Abuse is more prevalent in economically disadvantaged families, according to a 2001 study by the National Institute of Justice, but money concerns affect families no matter what strata they started in. Over the last two years, Los Angeles Jewish agencies dealing with domestic violence reported an uptick of as much as 25 percent in calls to hotlines and requests for therapy.

While no studies have measured the prevalence of domestic violence in the Jewish community, it is widely assumed that national statistics apply equally to Jews.

Emotional abuse, which does not leave bruises or broken bones, is not a crime and doesn’t need to be reported; as a result, no studies quantify its prevalence. Indeed, psychologists have only recently standardized the clinical definition of emotional abuse.

And if society has a hard time measuring and defining emotional abuse, so, too, do the women in such relationships. Many spend years suffering without realizing that what they are going through bears the name of domestic violence.

Today, Marcia Burnam exudes confidence and wit, but for years she thought Norman’s constant criticism was for her own good. When he told her that her voice was too baby-dollish, she changed it.
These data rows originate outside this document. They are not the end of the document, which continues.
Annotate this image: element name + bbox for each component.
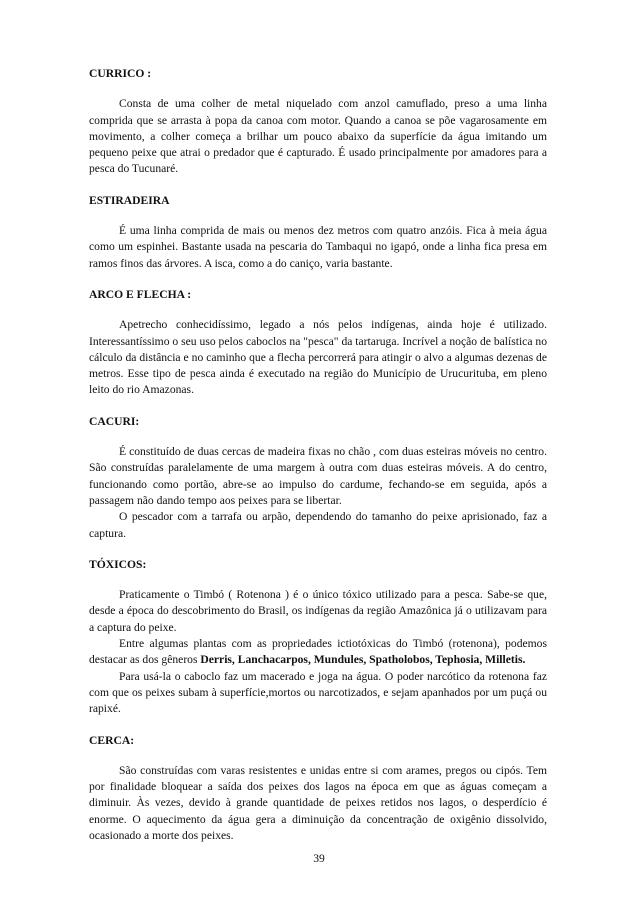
- section-toxicos: [89, 557, 547, 718]
- paragraph-genera: [89, 636, 547, 669]
- paragraph: Praticamente o Timbó ( Rotenona ) é o único tóxico utilizado para a pesca. Sabe-se que, desde a época do descobrimento do Brasil, os indígenas da região Amazônica já o utilizavam para a captura do peixe.: [89, 588, 547, 634]
- paragraph-text: Entre algumas plantas com as propriedades ictiotóxicas do Timbó (rotenona), podemos destacar as dos gêneros: [89, 637, 547, 667]
- paragraph: São construídas com varas resistentes e unidas entre si com arames, pregos ou cipós. Tem por finalidade bloquear a saída dos peixes dos lagos na época em que as águas começam a diminuir. Às vezes, devido à grande quantidade de peixes retidos nos lagos, o desperdício é enorme. O aquecimento da água gera a diminuição da concentração de oxigênio dissolvido, ocasionado a morte dos peixes.: [89, 763, 547, 842]
- section-arco-e-flecha: [89, 287, 547, 399]
- section-heading: CURRICO :: [89, 67, 152, 80]
- section-cerca: [89, 733, 547, 845]
- paragraph: Consta de uma colher de metal niquelado com anzol camuflado, preso a uma linha comprida que se arrasta à popa da canoa com motor. Quando a canoa se põe vagarosamente em movimento, a colher começa a brilhar um pouco abaixo da superfície da água imitando um pequeno peixe que atrai o predador que é capturado. É usado principalmente por amadores para a pesca do Tucunaré.: [89, 97, 547, 176]
- paragraph: Apetrecho conhecidíssimo, legado a nós pelos indígenas, ainda hoje é utilizado. Interessantíssimo o seu uso pelos caboclos na "pesca" da tartaruga. Incrível a noção de balística no cálculo da distância e no caminho que a flecha percorrerá para atingir o alvo a algumas dezenas de metros. Esse tipo de pesca ainda é executado na região do Município de Urucurituba, em pleno leito do rio Amazonas.: [89, 318, 547, 397]
- section-heading: CERCA:: [89, 733, 135, 747]
- section-heading: CACURI:: [89, 414, 140, 428]
- page-number: 39: [313, 852, 325, 865]
- paragraph: É constituído de duas cercas de madeira fixas no chão , com duas esteiras móveis no centro. São construídas paralelamente de uma margem à outra com duas esteiras móveis. A do centro, funcionando como portão, abre-se ao impulso do cardume, fechando-se em seguida, após a passagem não dando tempo aos peixes para se libertar.: [89, 445, 547, 507]
- paragraph: É uma linha comprida de mais ou menos dez metros com quatro anzóis. Fica à meia água como um espinhei. Bastante usada na pescaria do Tambaqui no igapó, onde a linha fica presa em ramos finos das árvores. A isca, como a do caniço, varia bastante.: [89, 224, 547, 270]
- document-page: [89, 66, 547, 859]
- section-cacuri: [89, 414, 547, 542]
- section-estiradeira: [89, 193, 547, 272]
- section-heading: ESTIRADEIRA: [89, 193, 170, 207]
- section-heading: TÓXICOS:: [89, 557, 147, 571]
- section-heading: ARCO E FLECHA :: [89, 287, 192, 301]
- paragraph: Para usá-la o caboclo faz um macerado e joga na água. O poder narcótico da rotenona faz com que os peixes subam à superfície,mortos ou narcotizados, e sejam apanhados por um puçá ou rapixé.: [89, 669, 547, 716]
- genera-list: Derris, Lanchacarpos, Mundules, Spatholobos, Tephosia, Milletis.: [200, 653, 526, 667]
- paragraph: O pescador com a tarrafa ou arpão, dependendo do tamanho do peixe aprisionado, faz a captura.: [89, 510, 547, 540]
- section-currico: [89, 66, 547, 178]
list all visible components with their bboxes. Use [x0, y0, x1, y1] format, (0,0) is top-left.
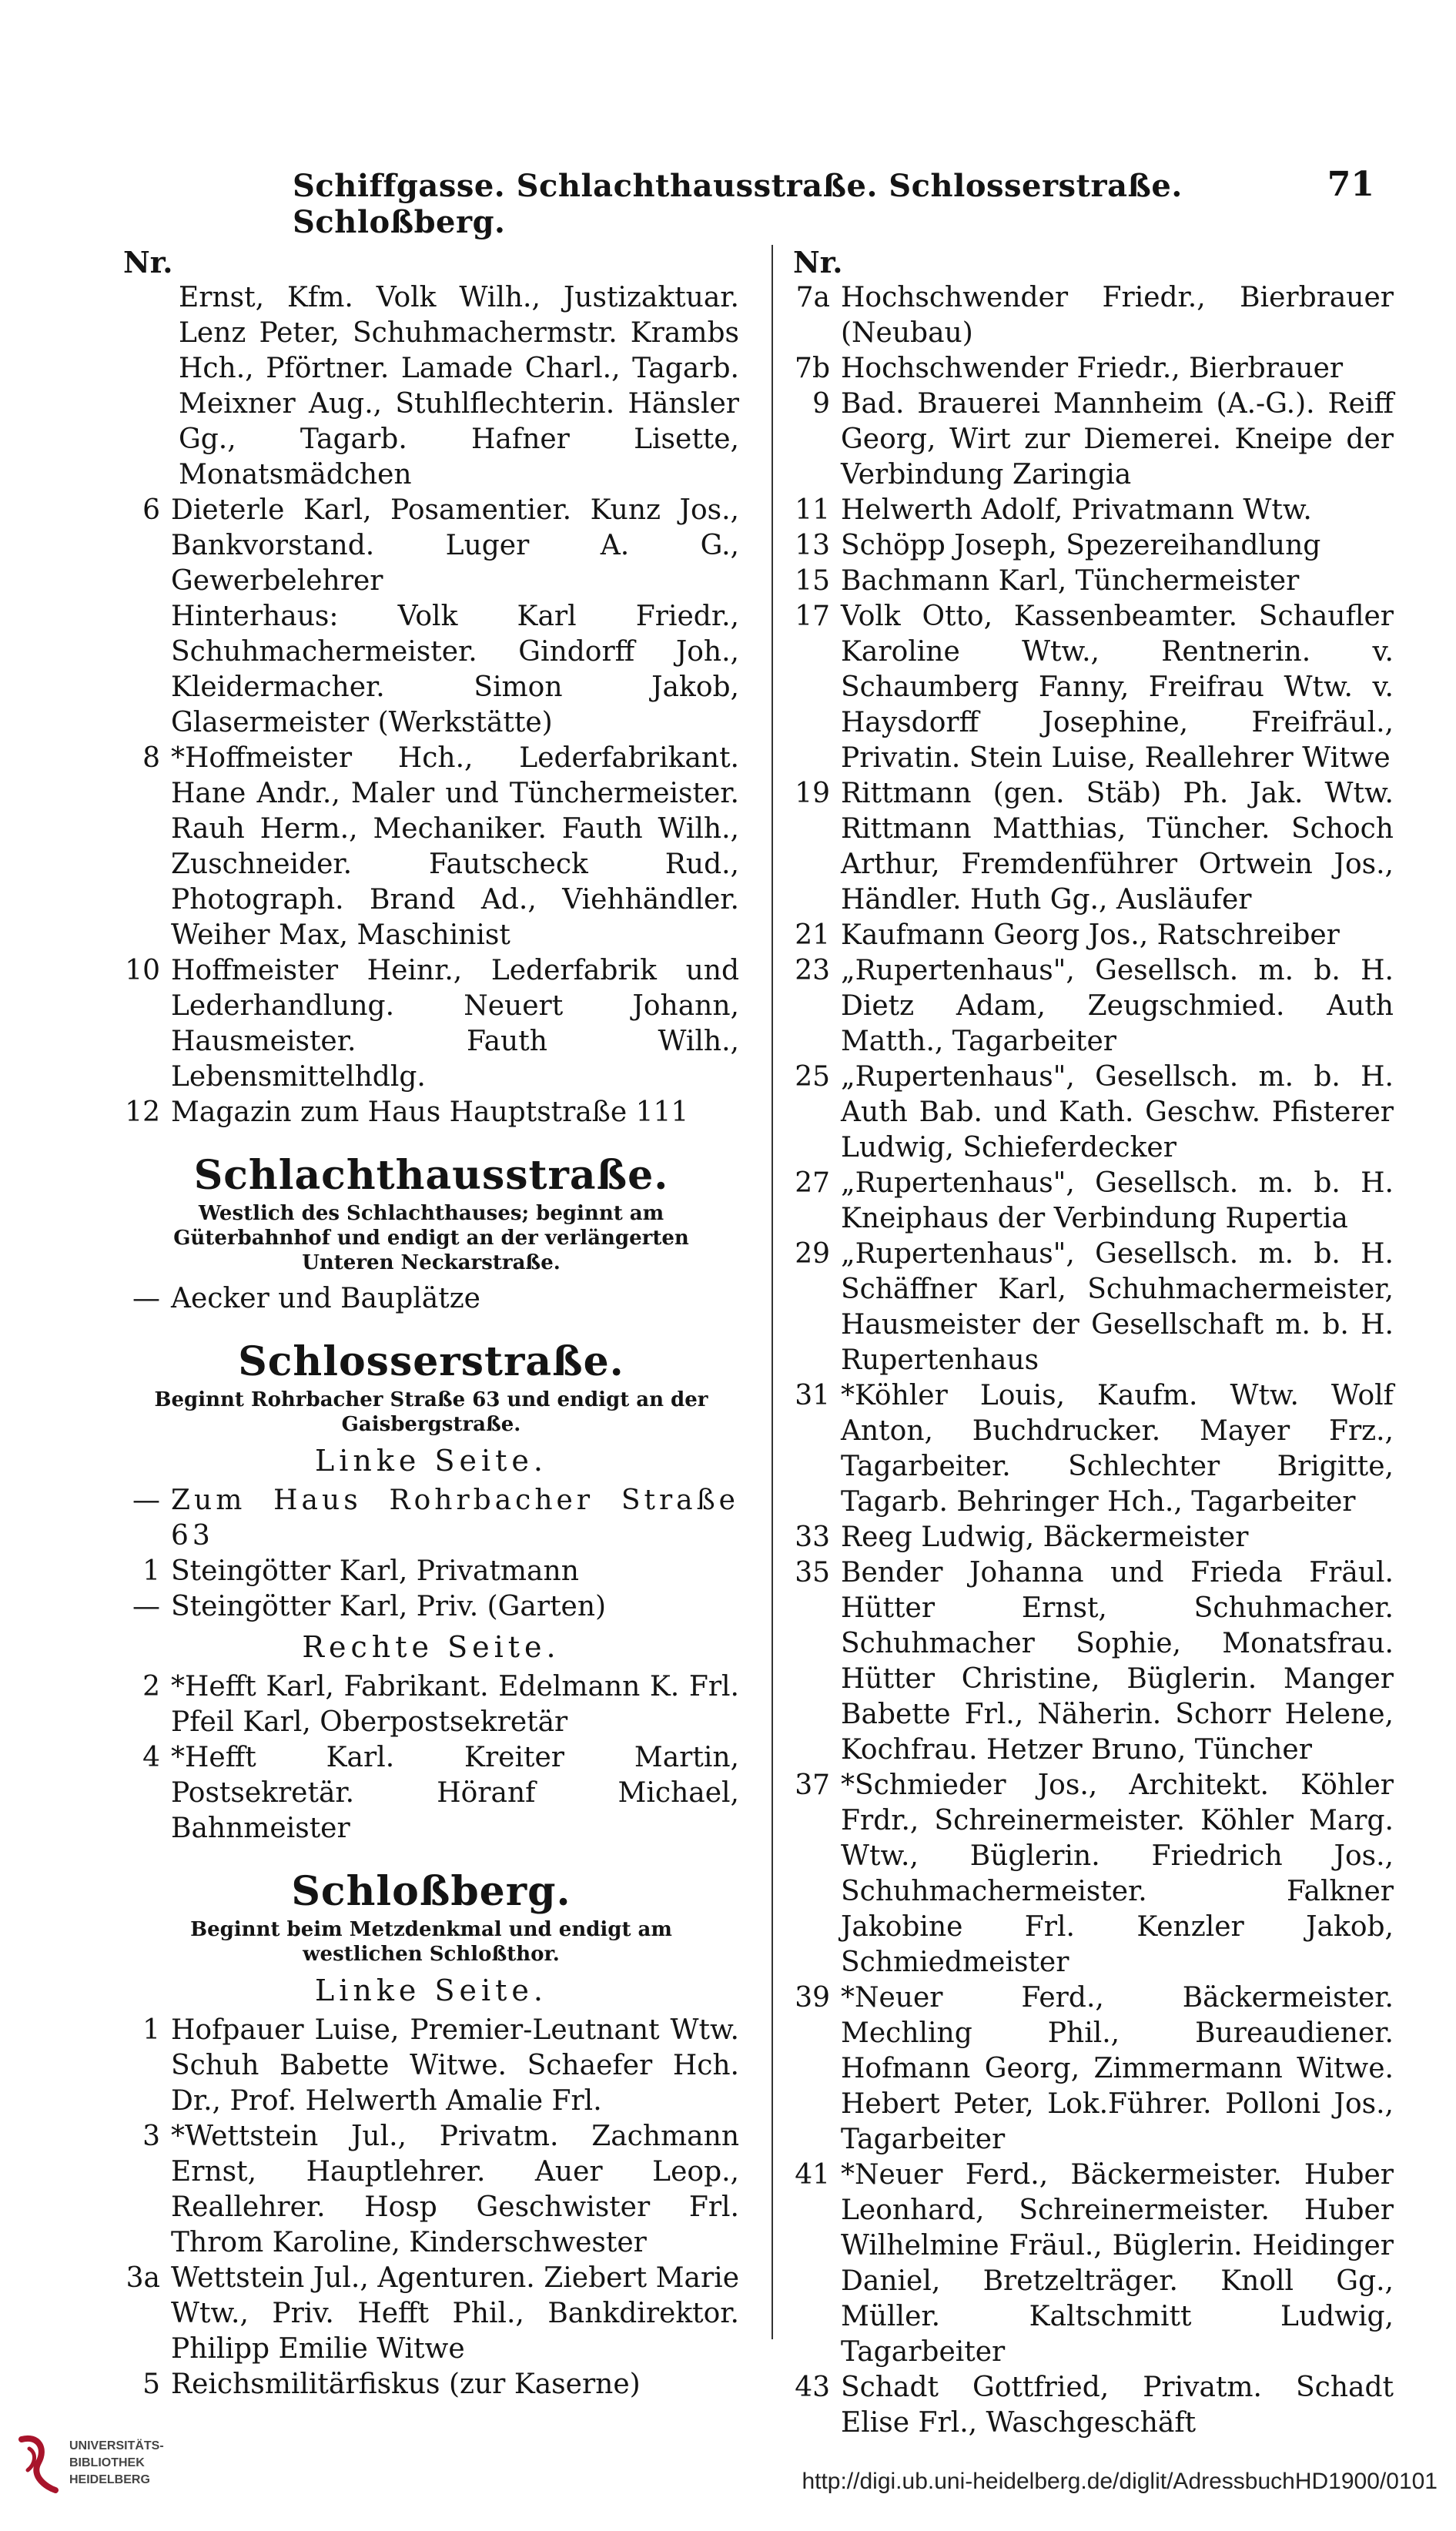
- address-entry: [123, 1281, 739, 1317]
- side-heading-right: Rechte Seite.: [302, 1630, 561, 1664]
- address-entry: [793, 1237, 1394, 1378]
- entry-text: Hofpauer Luise, Premier-Leutnant Wtw. Schuh Babette Witwe. Schaefer Hch. Dr., Prof. Helwerth Amalie Frl.: [171, 2014, 739, 2117]
- house-number: [123, 599, 171, 741]
- entry-text: Kaufmann Georg Jos., Ratschreiber: [841, 919, 1340, 951]
- entry-text: Bachmann Karl, Tünchermeister: [841, 565, 1300, 597]
- entry-text: Bender Johanna und Frieda Fräul. Hütter Ernst, Schuhmacher. Schuhmacher Sophie, Monatsfrau. Hütter Christine, Büglerin. Manger Babette Frl., Näherin. Schorr Helene, Kochfrau. Hetzer Bruno, Tüncher: [841, 1557, 1394, 1766]
- address-entry: [793, 493, 1394, 528]
- entry-text: Hochschwender Friedr., Bierbrauer (Neubau): [841, 282, 1394, 349]
- side-heading-left: Linke Seite.: [315, 1974, 547, 2007]
- entry-text: Reichsmilitärfiskus (zur Kaserne): [171, 2369, 641, 2400]
- house-number: 41: [795, 2159, 830, 2191]
- street-heading-schlossberg: Schloßberg.: [291, 1868, 571, 1915]
- entry-text: Hinterhaus: Volk Karl Friedr., Schuhmachermeister. Gindorff Joh., Kleidermacher. Simon Jakob, Glasermeister (Werkstätte): [171, 601, 739, 738]
- entry-text: *Hoffmeister Hch., Lederfabrikant. Hane Andr., Maler und Tünchermeister. Rauh Herm., Mechaniker. Fauth Wilh., Zuschneider. Fautscheck Rud., Photograph. Brand Ad., Viehhändler. Weiher Max, Maschinist: [171, 742, 739, 951]
- address-entry: [793, 1980, 1394, 2158]
- entry-text: Schöpp Joseph, Spezereihandlung: [841, 530, 1321, 561]
- house-number: 12: [125, 1096, 160, 1128]
- entry-text: Schadt Gottfried, Privatm. Schadt Elise Frl., Waschgeschäft: [841, 2372, 1394, 2439]
- address-entry: [123, 741, 739, 953]
- house-number: 29: [795, 1238, 830, 1270]
- house-number: —: [132, 1485, 160, 1516]
- side-heading-left: Linke Seite.: [315, 1444, 547, 1478]
- entry-text: Magazin zum Haus Hauptstraße 111: [171, 1096, 689, 1128]
- address-entry: [793, 953, 1394, 1060]
- house-number: 7a: [795, 282, 830, 313]
- house-number: 31: [795, 1380, 830, 1411]
- house-number: 33: [795, 1522, 830, 1553]
- logo-line: BIBLIOTHEK: [69, 2456, 145, 2469]
- house-number: 3: [142, 2121, 160, 2152]
- address-entry: [793, 1166, 1394, 1237]
- logo-line: UNIVERSITÄTS-: [69, 2439, 164, 2452]
- entry-text: Steingötter Karl, Priv. (Garten): [171, 1591, 607, 1622]
- house-number: 43: [795, 2372, 830, 2403]
- address-entry: [793, 564, 1394, 599]
- house-number: 19: [795, 778, 830, 809]
- house-number: 3a: [126, 2262, 160, 2294]
- entry-text: Steingötter Karl, Privatmann: [171, 1555, 579, 1587]
- entry-text: *Hefft Karl, Fabrikant. Edelmann K. Frl. Pfeil Karl, Oberpostsekretär: [171, 1671, 739, 1738]
- entry-text: *Neuer Ferd., Bäckermeister. Huber Leonhard, Schreinermeister. Huber Wilhelmine Fräul., Büglerin. Heidinger Daniel, Bretzelträger. Knoll Gg., Müller. Kaltschmitt Ludwig, Tagarbeiter: [841, 2159, 1394, 2368]
- street-description: Beginnt Rohrbacher Straße 63 und endigt an der Gaisbergstraße.: [154, 1388, 708, 1436]
- entry-text: Aecker und Bauplätze: [171, 1283, 480, 1314]
- entry-text: Wettstein Jul., Agenturen. Ziebert Marie Wtw., Priv. Hefft Phil., Bankdirektor. Philipp Emilie Witwe: [171, 2262, 739, 2365]
- address-entry: [123, 1589, 739, 1625]
- entry-text: Zum Haus Rohrbacher Straße 63: [171, 1485, 739, 1552]
- entry-text: Volk Otto, Kassenbeamter. Schaufler Karoline Wtw., Rentnerin. v. Schaumberg Fanny, Freifrau Wtw. v. Haysdorff Josephine, Freifräul., Privatin. Stein Luise, Reallehrer Witwe: [841, 601, 1394, 774]
- house-number: 1: [142, 1555, 160, 1587]
- address-entry: [123, 1483, 739, 1554]
- house-number: 21: [795, 919, 830, 951]
- library-logo-text: [69, 2438, 164, 2489]
- entry-text: *Hefft Karl. Kreiter Martin, Postsekretär. Höranf Michael, Bahnmeister: [171, 1742, 739, 1844]
- house-number: 11: [795, 494, 830, 526]
- address-entry: [793, 918, 1394, 953]
- house-number: 37: [795, 1769, 830, 1801]
- entry-text: *Wettstein Jul., Privatm. Zachmann Ernst, Hauptlehrer. Auer Leop., Reallehrer. Hosp Geschwister Frl. Throm Karoline, Kinderschwester: [171, 2121, 739, 2258]
- address-entry: [123, 1669, 739, 1740]
- house-number: 35: [795, 1557, 830, 1589]
- street-description: Beginnt beim Metzdenkmal und endigt am westlichen Schloßthor.: [190, 1918, 672, 1966]
- house-number: 27: [795, 1167, 830, 1199]
- address-entry: [793, 1768, 1394, 1980]
- entry-text: *Köhler Louis, Kaufm. Wtw. Wolf Anton, Buchdrucker. Mayer Frz., Tagarbeiter. Schlechter Brigitte, Tagarb. Behringer Hch., Tagarbeiter: [841, 1380, 1394, 1518]
- entry-text: Hochschwender Friedr., Bierbrauer: [841, 353, 1344, 384]
- address-entry: [793, 1555, 1394, 1768]
- house-number: 23: [795, 955, 830, 986]
- entry-text: „Rupertenhaus", Gesellsch. m. b. H. Auth Bab. und Kath. Geschw. Pfisterer Ludwig, Schieferdecker: [841, 1061, 1394, 1163]
- house-number: 15: [795, 565, 830, 597]
- house-number: 13: [795, 530, 830, 561]
- address-entry: [793, 387, 1394, 493]
- library-logo-icon: [15, 2433, 62, 2495]
- page-number: 71: [1327, 165, 1374, 204]
- address-entry: [793, 776, 1394, 918]
- address-entry: [123, 2013, 739, 2119]
- running-head: Schiffgasse. Schlachthausstraße. Schlosserstraße. Schloßberg.: [293, 168, 1183, 240]
- address-entry: [793, 351, 1394, 387]
- address-entry: [793, 2370, 1394, 2441]
- source-url[interactable]: http://digi.ub.uni-heidelberg.de/diglit/AdressbuchHD1900/0101: [802, 2469, 1438, 2494]
- address-entry: [123, 1740, 739, 1846]
- house-number: 9: [812, 388, 830, 420]
- street-heading-schlachthaus: Schlachthausstraße.: [193, 1152, 669, 1199]
- house-number: 25: [795, 1061, 830, 1093]
- house-number: 5: [142, 2369, 160, 2400]
- house-number: —: [132, 1283, 160, 1314]
- entry-text: „Rupertenhaus", Gesellsch. m. b. H. Schäffner Karl, Schuhmachermeister, Hausmeister der Gesellschaft m. b. H. Rupertenhaus: [841, 1238, 1394, 1376]
- house-number: 8: [142, 742, 160, 774]
- house-number: —: [132, 1591, 160, 1622]
- entry-text: *Schmieder Jos., Architekt. Köhler Frdr., Schreinermeister. Köhler Marg. Wtw., Büglerin. Friedrich Jos., Schuhmachermeister. Falkner Jakobine Frl. Kenzler Jakob, Schmiedmeister: [841, 1769, 1394, 1978]
- left-column: [123, 245, 739, 2402]
- address-entry: [123, 1095, 739, 1130]
- house-number: 1: [142, 2014, 160, 2046]
- entry-text: Rittmann (gen. Stäb) Ph. Jak. Wtw. Rittmann Matthias, Tüncher. Schoch Arthur, Fremdenführer Ortwein Jos., Händler. Huth Gg., Ausläufer: [841, 778, 1394, 916]
- house-number: 2: [142, 1671, 160, 1702]
- address-entry: [123, 1554, 739, 1589]
- nr-label: Nr.: [793, 245, 843, 280]
- entry-continuation: Ernst, Kfm. Volk Wilh., Justizaktuar. Lenz Peter, Schuhmachermstr. Krambs Hch., Pförtner. Lamade Charl., Tagarb. Meixner Aug., Stuhlflechterin. Hänsler Gg., Tagarb. Hafner Lisette, Monatsmädchen: [179, 282, 739, 490]
- house-number: 6: [142, 494, 160, 526]
- house-number: 17: [795, 601, 830, 632]
- entry-text: Helwerth Adolf, Privatmann Wtw.: [841, 494, 1312, 526]
- address-entry: [793, 599, 1394, 776]
- nr-label: Nr.: [123, 245, 173, 280]
- house-number: 10: [125, 955, 160, 986]
- entry-text: „Rupertenhaus", Gesellsch. m. b. H. Kneiphaus der Verbindung Rupertia: [841, 1167, 1394, 1234]
- address-entry: [793, 280, 1394, 351]
- entry-text: Dieterle Karl, Posamentier. Kunz Jos., Bankvorstand. Luger A. G., Gewerbelehrer: [171, 494, 739, 597]
- address-entry: [123, 2367, 739, 2402]
- address-entry: [793, 1520, 1394, 1555]
- address-entry: [123, 2261, 739, 2367]
- address-entry: [793, 1378, 1394, 1520]
- column-divider: [772, 245, 773, 2339]
- address-entry: [123, 493, 739, 599]
- entry-text: Reeg Ludwig, Bäckermeister: [841, 1522, 1249, 1553]
- address-entry: [793, 1060, 1394, 1166]
- house-number: 7b: [795, 353, 830, 384]
- address-entry: [123, 599, 739, 741]
- address-entry: [123, 953, 739, 1095]
- library-logo: [15, 2433, 200, 2510]
- street-description: Westlich des Schlachthauses; beginnt am Güterbahnhof und endigt an der verlängerten Unteren Neckarstraße.: [173, 1202, 689, 1274]
- entry-text: „Rupertenhaus", Gesellsch. m. b. H. Dietz Adam, Zeugschmied. Auth Matth., Tagarbeiter: [841, 955, 1394, 1057]
- address-entry: [793, 528, 1394, 564]
- address-entry: [123, 2119, 739, 2261]
- entry-text: Bad. Brauerei Mannheim (A.-G.). Reiff Georg, Wirt zur Diemerei. Kneipe der Verbindung Zaringia: [841, 388, 1394, 490]
- house-number: 39: [795, 1982, 830, 2014]
- street-heading-schlosser: Schlosserstraße.: [238, 1338, 624, 1385]
- logo-line: HEIDELBERG: [69, 2473, 150, 2486]
- address-entry: [793, 2158, 1394, 2370]
- entry-text: *Neuer Ferd., Bäckermeister. Mechling Phil., Bureaudiener. Hofmann Georg, Zimmermann Witwe. Hebert Peter, Lok.Führer. Polloni Jos., Tagarbeiter: [841, 1982, 1394, 2155]
- right-entries-list: [793, 280, 1394, 2441]
- right-column: [793, 245, 1394, 2441]
- house-number: 4: [142, 1742, 160, 1773]
- entry-text: Hoffmeister Heinr., Lederfabrik und Lederhandlung. Neuert Johann, Hausmeister. Fauth Wilh., Lebensmittelhdlg.: [171, 955, 739, 1093]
She wore only black, because he said she was too fat to look good in anything else. Although he owned a multimillion-dollar real estate business, she had to account for every penny she spent, she was required to have her shoes resoled, and she clipped double coupons.

Still, she didn’t end the marriage until he physically assaulted her.

The first time, it was a swat with his cane, which she caught midair. A few months later, the day after she told Norman she was moving out — at 67 years old — he grabbed her by the throat and pressed down till she was nearly unconscious. When the in-home male nurse pulled him off, Norman was laughing.

Norman was placed on a 72-hour psychiatric hold, and Marcia’s daughter and nieces came to escort her away.

“My daughter threw her arms around me and hugged me and told me not to worry about anything, and she sat with me while I shook and cried,” Marcia recalled. “We were outside, and I could hear him screaming inside, and all I could think was, ‘Free at last, free at last, thank God Almighty, I’m free at last.’ ”

‘I enjoy being with him’

Why do women stay in these relationships? For one thing, getting out of a relationship can be dangerous.

Women are 25 times more likely to be seriously injured by a spouse soon after they are separated than when they are still together. Leaving means the batterer is losing control, and that can send him over the edge.